It seems that I have been waiting for a very long time to write this post. For the past four years, since 2006 to be exact, I have been living under a dark, dark cloud. The darkness permeated everything...it polluted and it wrecked havoc, with my life and my sanity.
My husband...who loved and loved...despite my antics.
It was the result of being downtrodden for so long, of drowning in a sea of helplessness to the point that even the most flimsy of rotting flotsam provided a much needed and welcomed relief. And I had to pay for it. Boy, did I pay for it.
The smile which hid everything...and then some.
This morning, my hubby said that he is again seeing the woman whom he fell in love with and married four years ago. He thought he had lost me forever. Well, I thought I had lost me forever.

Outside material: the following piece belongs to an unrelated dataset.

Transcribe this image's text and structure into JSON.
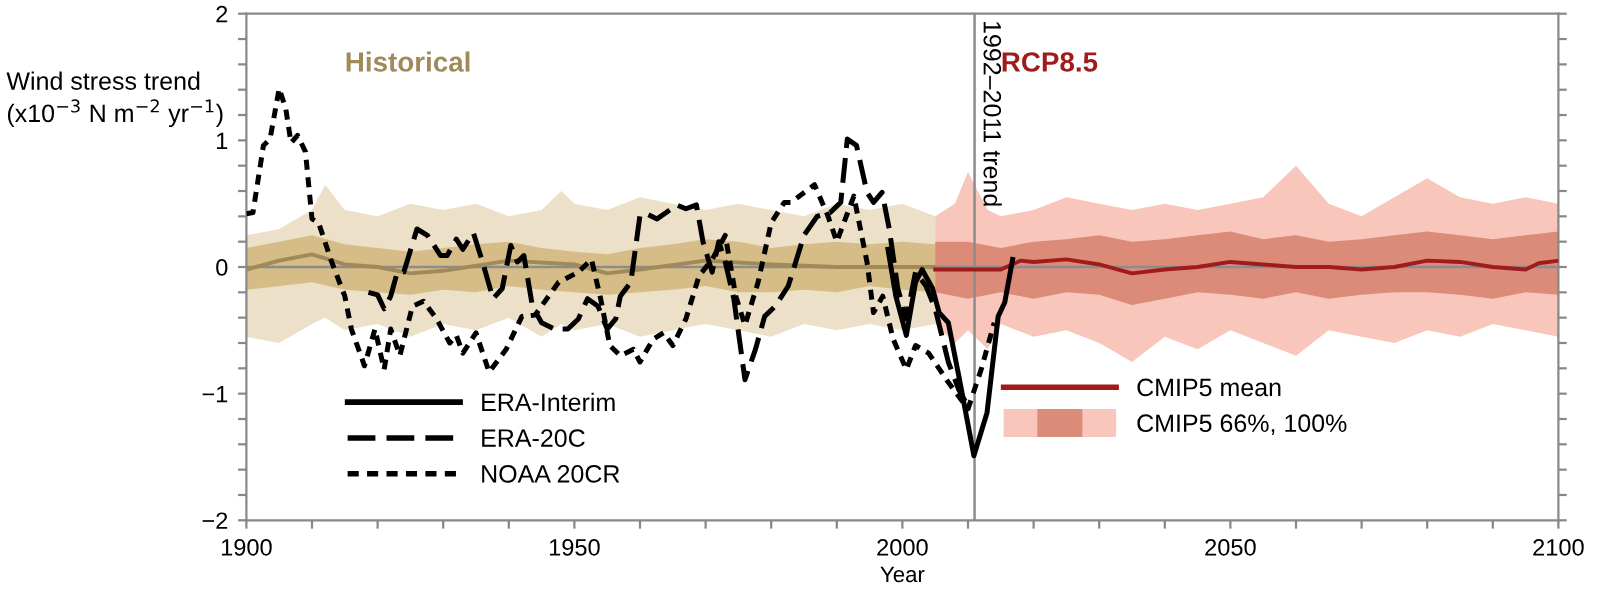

The anchors which grounded me...throughout my trials and tribulations.
The pressure was insane...I never thought that I would survive it. But I did, because of family, my hubby, a very good friend, an understanding boss who allowed me to confide in her and never broke that confidence and the kindness of strangers, both here and in a country far, far away.
I love you both so very much.
I guess my life can be divided into the period before 9th March, 2010 and to the period after 9th March, 2010. Before 9th March, 2010, I had nearly lost all trust in the human race. I nearly lost my trust in God. Oh, don't get me wrong, I believe in God, I just didn't trust Him not to hurt me. because I have been hurt, swindled, cheated, lied to...by people whom I trusted, some of whom were friends, good friends. And I kept asking God, why do you allow this to happen? Why did I have to meet these "skinwalkers", monsters moving around in human skin. He did not answer, or maybe He did, I just could not, would not listen.
Love without conditions...my Ayah and Ibu.
My life was literally saved by the kindness and compassion of "a league of extraordinary gentlemen", a few of whom have never, and probably will never meet me. It is through their kindness, their compassion, that I am able to keep my sanity, to again be me...
And throughout it all, my family never lost faith in me, my hubby kept on loving me (even though day after day he saw the woman he loved slipping further away from him), my friend slogged away to save me even when all hope seemed lost. I was also lucky enough to be able to confide in my boss, knowing that I will not be betrayed.
My brother...such a beautiful soul.
And now, after 9th March, 2010, and after the black cloud had lifted, I realise that I have been loved, so very loved. That I have been lucky. That even if things had turned out differently, there are people who would be willing to lend a hand to this "lost soul". For I was lost in a forest of grief, sadness, guilt, self-blame, anger...most of the time and always...anger. Anger was a constant companion. I kept it hidden most of the time, sometimes I was successful, sometimes I was not.
It has been a humbling experience, an eye-opener. That for all my bravado and self-confidence, life can still deal a "whopper" that would leave me "bleeding and broken". Thank you Allah for this experience...I know now that compassion, kindness, faith and friendship is not determined by creed, colour, religion or nationality. I know now that blood ties lasts forever, that the love of a good man keeps you warm and protects even when the world is cold, gray and wicked, that sometimes Allah has to drag you through the depths of despair, that sometimes you have to go through pain and tears in order to become a better person.
Amal...a candle in the wind.
So to Ayah, Ibu, Acik Ujang, Adi, Sue, Amira, Maureen and Amal, thank you for standing by me through it all. To my hubby, thank you for loving me, even when I was just a mere shadow of the woman you married. To Mr Liow and the gentlemen from Mandom of Japan...thank you so very much from the bottom of my heart for this "second chance" at life.
The reason I live...
Allah, I know now that You have always been there, guiding me, loving me, always loving me, even when I doubted You, even when I raved and ranted like a mad woman, even when I was at my worst. I love You.
And to those who have wronged me, whether intentionally or not, I forgive you all. Find your peace with God.